A friend of mine recently returned from a trip to the “Rusty Midwest Bible Belt” and gave me two refrigerator magnets he bought in a Church store.

I love the magnets!  They speak to the real reason behind Christianity and the joke of the magnets reminds us about the perils of believing in the wrong thing and the danger in creating deep associations with politicians.

I also know there will be many people who will be intensely offended by the magnets.  They will think that any sense of humor in the name of Christ is inappropriate and punishable.  Those believers think Jesus was infallible.  They have faith that if Jesus walked the earth today, he would carry a handgun to protect himself from the non-believers.

When I wrote, on February 25, 2007 — Jesus Found Dead in His Grave — the outrage from the Holy defenders was furious and hating.  I found those comments curious because Jesus didn’t order his flock to attack dissenters or encourage them to bray into the night like colicky babies when their faith was tested:

With the Far Right Fundamentalists pressing their agenda into Iraq and Iran and even here on the Homeland in the Supreme Court and in the villages and the valleys, the middle class are beginning to see their precious personal rights are winnowing away in the sweaty palms of those who believe in blood and nails and those who worship the implements of death like crucifixes and spears — instead of loving each other just enough to leave people alone.

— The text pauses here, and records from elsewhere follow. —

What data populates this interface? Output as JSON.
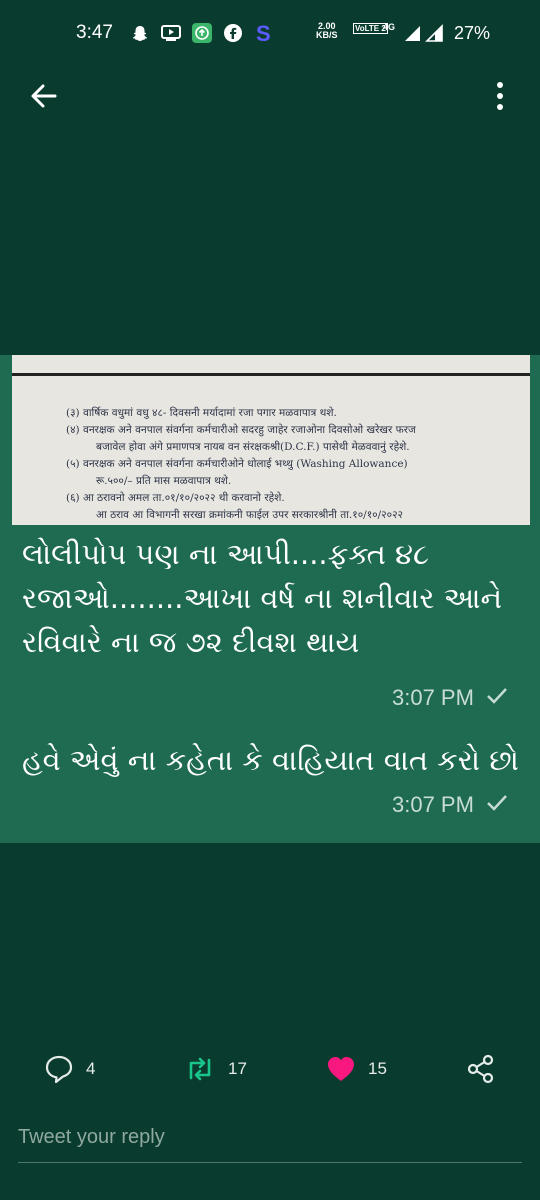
{
  "status_bar": {
    "time": "3:47",
    "speed_value": "2.00",
    "speed_unit": "KB/S",
    "volte": "VoLTE 2",
    "network": "4G",
    "battery": "27%",
    "notification_icons": [
      "snapchat-icon",
      "youtube-icon",
      "green-app-icon",
      "facebook-icon",
      "s-app-icon"
    ]
  },
  "document": {
    "lines": [
      "(३) वार्षिक वधुमां वधु ४८- दिवसनी मर्यादामां रजा पगार मळवापात्र थशे.",
      "(४) वनरक्षक अने वनपाल संवर्गना कर्मचारीओ सदरहु जाहेर रजाओना दिवसोओ खरेखर फरज",
      "बजावेल होवा अंगे प्रमाणपत्र नायब वन संरक्षकश्री(D.C.F.) पासेथी मेळववानुं रहेशे.",
      "(५) वनरक्षक अने वनपाल संवर्गना कर्मचारीओने धोलाई भथ्थु (Washing Allowance)",
      "रू.५००/– प्रति मास मळवापात्र थशे.",
      "(६) आ ठरावनो अमल ता.०१/१०/२०२२ थी करवानो रहेशे.",
      "आ ठराव आ विभागनी सरखा क्रमांकनी फाईल उपर सरकारश्रीनी ता.१०/१०/२०२२"
    ]
  },
  "messages": [
    {
      "text": "લોલીપોપ પણ ના આપી....ફક્ત ૪૮ રજાઓ........આખા વર્ષ ના શનીવાર આને રવિવારે ના જ ૭૨ દીવશ થાય",
      "time": "3:07 PM"
    },
    {
      "text": "હવે એવું ના કહેતા કે વાહિયાત વાત કરો છો",
      "time": "3:07 PM"
    }
  ],
  "actions": {
    "replies": "4",
    "retweets": "17",
    "likes": "15"
  },
  "reply": {
    "placeholder": "Tweet your reply"
  },
  "colors": {
    "background": "#0a3b2f",
    "bubble": "#1f6b52",
    "retweet": "#19c58a",
    "like": "#f91880"
  }
}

If the myth is unwillingly perpetuated into popular culture by the True Believers — sooner or later people, good people, will rise up and fight back for the right to be left alone and to think as they wish and not as others command them to think. One of the weapons the mighty ordinary wield against the Myths of the Believers is the scientific process.

Jesus can be funny.  Let Christ have some humor.  His followers might win more converts with a smile and laugh instead of a cudgel and a whip.